As agressões aconteceram no momento em que Lígia aguardava uma amiga na frente do shopping. "Foi tudo muito rápido no que se refere ao momento da agressão. Eu tinha acabado de sair do trabalho e estava na porta do shopping esperando uma amiga. Minha cunhada, que mora na Região dos Lagos, me ligou e disse que meu sobrinho perdeu um documento. Em determinado momento, eu gritei: "poxa, caraca, meu Deus, que trabalho". Aí essa cidadã passou por mim e me encarou. Eu fiz sinal que não estava falando com ela e a mesma começou a gritar e me xingar de 'macaca'", relata a vítima.

"Eu não tive reação, não respondi ela, não finalizei a ligação, eu fiquei paralisada. As pessoas que estavam ao nosso redor começaram a se incomodar e chamaram ela de racista. Foi aí que ela entrou no shopping e eu, em um momento de lucidez, fui atrás de um policial". Lígia conta que foi até a uma cabine policial e, sem sucesso, voltou ao shopping. "Na cabine eu disse "acabei de ser vítima de um racismo" e o policial disse que eu tinha que ligar pro 190. Voltei para o shopping e encontrei a Nathália, que é a testemunha. Ela contou que a agressora estava escondida no banheiro e que tinha chamado os seguranças. Após cerca de 40 minutos ela saiu do banheiro, foi levada pelos seguranças e agrediu a Nathália que estava filmando".

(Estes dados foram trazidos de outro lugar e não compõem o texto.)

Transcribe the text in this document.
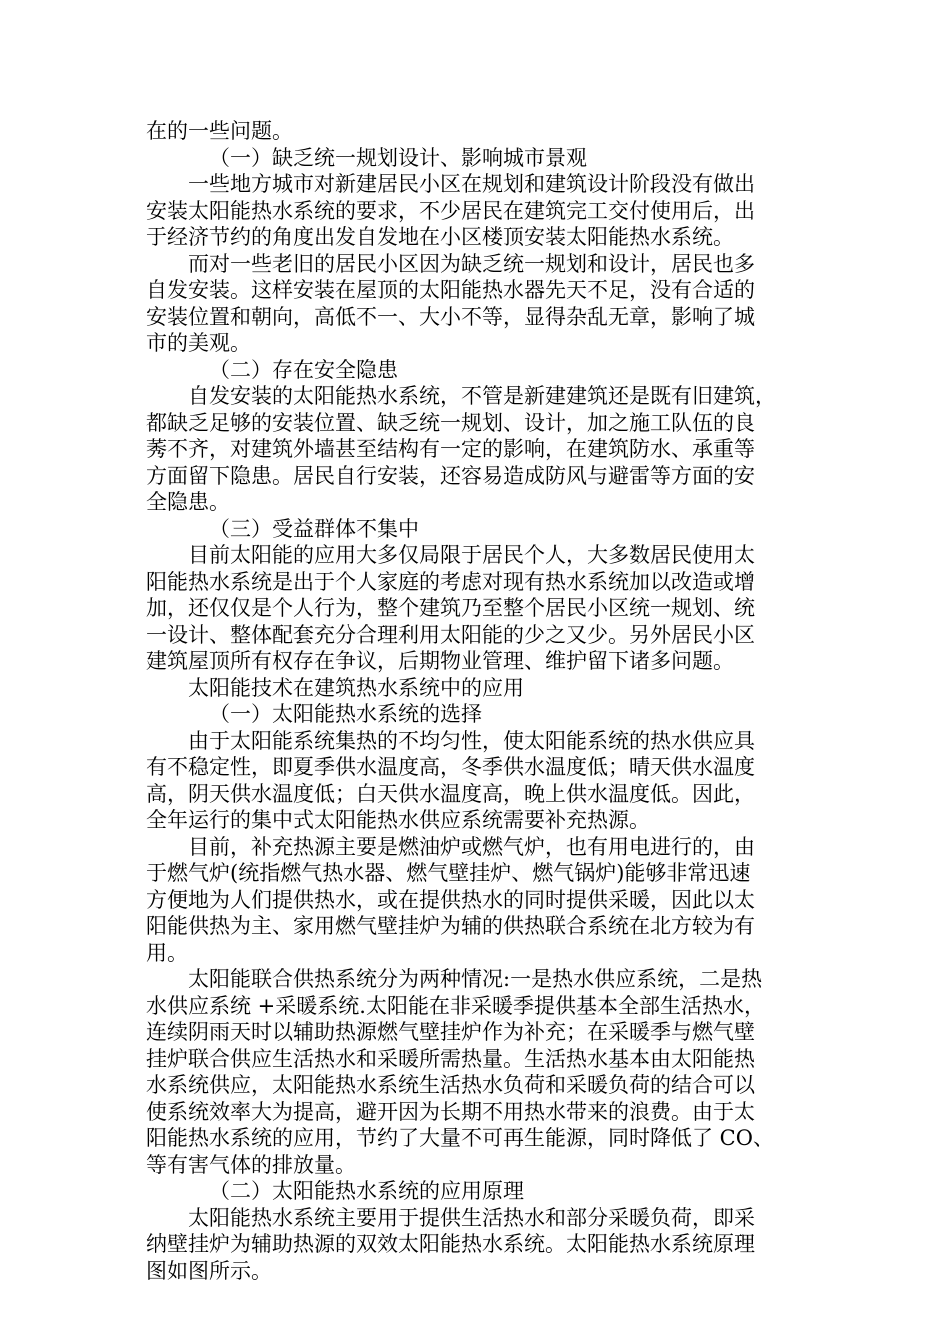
在的一些问题。
（一）缺乏统一规划设计、影响城市景观
一些地方城市对新建居民小区在规划和建筑设计阶段没有做出
安装太阳能热水系统的要求，不少居民在建筑完工交付使用后，出
于经济节约的角度出发自发地在小区楼顶安装太阳能热水系统。
而对一些老旧的居民小区因为缺乏统一规划和设计，居民也多
自发安装。这样安装在屋顶的太阳能热水器先天不足，没有合适的
安装位置和朝向，高低不一、大小不等，显得杂乱无章，影响了城
市的美观。
（二）存在安全隐患
自发安装的太阳能热水系统，不管是新建建筑还是既有旧建筑，
都缺乏足够的安装位置、缺乏统一规划、设计，加之施工队伍的良
莠不齐，对建筑外墙甚至结构有一定的影响，在建筑防水、承重等
方面留下隐患。居民自行安装，还容易造成防风与避雷等方面的安
全隐患。
（三）受益群体不集中
目前太阳能的应用大多仅局限于居民个人，大多数居民使用太
阳能热水系统是出于个人家庭的考虑对现有热水系统加以改造或增
加，还仅仅是个人行为，整个建筑乃至整个居民小区统一规划、统
一设计、整体配套充分合理利用太阳能的少之又少。另外居民小区
建筑屋顶所有权存在争议，后期物业管理、维护留下诸多问题。
太阳能技术在建筑热水系统中的应用
（一）太阳能热水系统的选择
由于太阳能系统集热的不均匀性，使太阳能系统的热水供应具
有不稳定性，即夏季供水温度高，冬季供水温度低；晴天供水温度
高，阴天供水温度低；白天供水温度高，晚上供水温度低。因此，
全年运行的集中式太阳能热水供应系统需要补充热源。
目前，补充热源主要是燃油炉或燃气炉，也有用电进行的，由
于燃气炉(统指燃气热水器、燃气壁挂炉、燃气锅炉)能够非常迅速
方便地为人们提供热水，或在提供热水的同时提供采暖，因此以太
阳能供热为主、家用燃气壁挂炉为辅的供热联合系统在北方较为有
用。
太阳能联合供热系统分为两种情况:一是热水供应系统，二是热
水供应系统 +采暖系统.太阳能在非采暖季提供基本全部生活热水，
连续阴雨天时以辅助热源燃气壁挂炉作为补充；在采暖季与燃气壁
挂炉联合供应生活热水和采暖所需热量。生活热水基本由太阳能热
水系统供应，太阳能热水系统生活热水负荷和采暖负荷的结合可以
使系统效率大为提高，避开因为长期不用热水带来的浪费。由于太
阳能热水系统的应用，节约了大量不可再生能源，同时降低了 CO、
等有害气体的排放量。
（二）太阳能热水系统的应用原理
太阳能热水系统主要用于提供生活热水和部分采暖负荷，即采
纳壁挂炉为辅助热源的双效太阳能热水系统。太阳能热水系统原理
图如图所示。
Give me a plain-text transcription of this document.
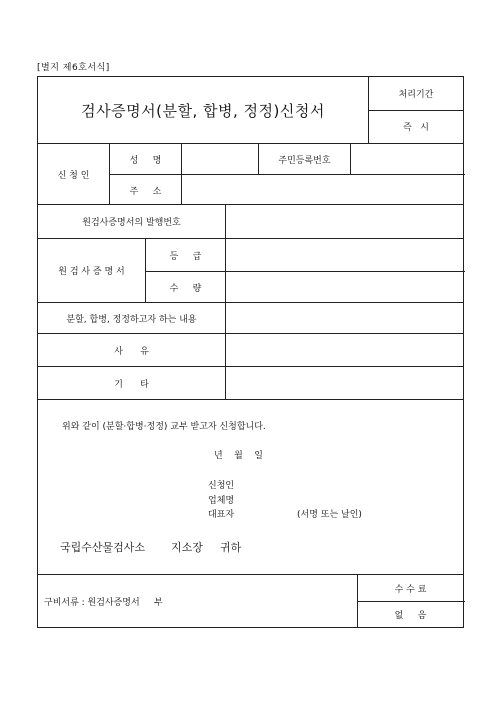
[별지 제6호서식]
검사증명서(분할, 합병, 정정)신청서
처리기간
즉   시
신 청 인
성     명	주민등록번호
주     소
원검사증명서의 발행번호
원 검 사 증 명 서
등     급
수     량
분할, 합병, 정정하고자 하는 내용
사      유
기      타
위와 같이 (분할·합병·정정) 교부 받고자 신청합니다.
년    월    일
신청인
업체명
대표자	(서명 또는 날인)
국립수산물검사소 지소장 귀하
구비서류 : 원검사증명서     부
수 수 료
없     음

Os envolvidos foram encaminhados para a 23ª DP (Méier) e, no local, Lígia contou que um dos agentes reconheceu a agressora. "Ele olhou pra ela disse: 'você aqui de novo?'. Eu não sei em qual circunstância, mas ela já esteve ali. Por conta do horário, tivemos que seguir para a 21ª DP (Bonsucesso) para realizar o registro da ocorrência".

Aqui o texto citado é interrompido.